It is sometimes hard to find exactly what you want in the SRA. The suggestion to simulate is probably best, but it depends on what you want to do.
If you want to have more data than you can handle, check out the entire set of 1000 Genomes sequencing runs here (~39k sequencing runs total).

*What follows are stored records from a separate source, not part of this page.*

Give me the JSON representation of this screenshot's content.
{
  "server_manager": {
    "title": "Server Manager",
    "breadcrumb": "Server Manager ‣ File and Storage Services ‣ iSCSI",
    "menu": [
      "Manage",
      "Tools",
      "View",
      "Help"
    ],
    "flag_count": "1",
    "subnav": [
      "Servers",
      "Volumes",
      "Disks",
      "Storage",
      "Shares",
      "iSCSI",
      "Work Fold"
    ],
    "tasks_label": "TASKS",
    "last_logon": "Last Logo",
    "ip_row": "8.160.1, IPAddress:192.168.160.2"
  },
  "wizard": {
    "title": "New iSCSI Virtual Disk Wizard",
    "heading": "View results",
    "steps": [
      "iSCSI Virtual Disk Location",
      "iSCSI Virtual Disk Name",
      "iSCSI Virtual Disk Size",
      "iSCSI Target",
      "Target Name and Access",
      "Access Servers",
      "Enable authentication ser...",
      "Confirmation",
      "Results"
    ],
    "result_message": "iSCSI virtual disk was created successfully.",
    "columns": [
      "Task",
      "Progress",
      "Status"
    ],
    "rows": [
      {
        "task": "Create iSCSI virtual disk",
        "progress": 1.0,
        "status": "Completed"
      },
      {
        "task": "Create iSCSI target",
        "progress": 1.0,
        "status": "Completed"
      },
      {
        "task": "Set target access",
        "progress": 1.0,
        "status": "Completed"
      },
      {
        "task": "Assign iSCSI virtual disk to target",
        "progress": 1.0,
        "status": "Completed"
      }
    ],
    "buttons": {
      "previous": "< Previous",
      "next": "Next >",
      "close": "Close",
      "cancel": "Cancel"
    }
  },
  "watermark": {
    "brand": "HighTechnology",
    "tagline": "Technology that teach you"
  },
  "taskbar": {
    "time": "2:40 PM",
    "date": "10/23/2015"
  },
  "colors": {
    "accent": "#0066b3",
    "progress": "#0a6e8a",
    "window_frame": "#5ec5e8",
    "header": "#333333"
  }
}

You'll have a row for each run like this (edited to come closer to fitting on the screen):
FASTQ_FILE CENTER_NAME SAMPLE_NAME POPULATION EXPERIMENT_ID INSTRUMENT_PLATFORM INSTRUMENT_MODEL LIBRARY_LAYOUT WITHDRAWN READ_COUNT BASE_COUNT
data/NA19238/sequence_read/ERR000018.filt.fastq.gz BGI NA19238 YRI ERX000014 ILLUMINA Illumina Genome Analyzer SINGLE 0 9280498 334097928
data/NA19238/sequence_read/ERR000019.filt.fastq.gz BGI NA19238 YRI ERX000014 ILLUMINA Illumina Genome Analyzer SINGLE 0 9571982 344591352
data/NA19240/sequence_read/ERR000020.filt.fastq.gz BGI NA19240 YRI ERX000016 ILLUMINA Illumina Genome Analyzer II PAIRED 0 149044 5365584
You can look at the READ_COUNT
and BASE_COUNT
columns to calculate the read length, maybe like this:
$ cat 20120522.sequence.index | cut -f 1,24,25 | awk '{print $1"\t"$3/$2}'
data/NA19238/sequence_read/ERR000018.filt.fastq.gz 36
data/NA19238/sequence_read/ERR000019.filt.fastq.gz 36
data/NA19240/sequence_read/ERR000020.filt.fastq.gz 36
data/NA19240/sequence_read/ERR000020_1.filt.fastq.gz 36
...
You can look through the results to find runs that meet your specifications, or runs that could meet them if you trimmed the reads.
Bowtie2 comes with a nice read simulator. Istvan is right. Understanding multiple hits and mapping oddities is a great exercise.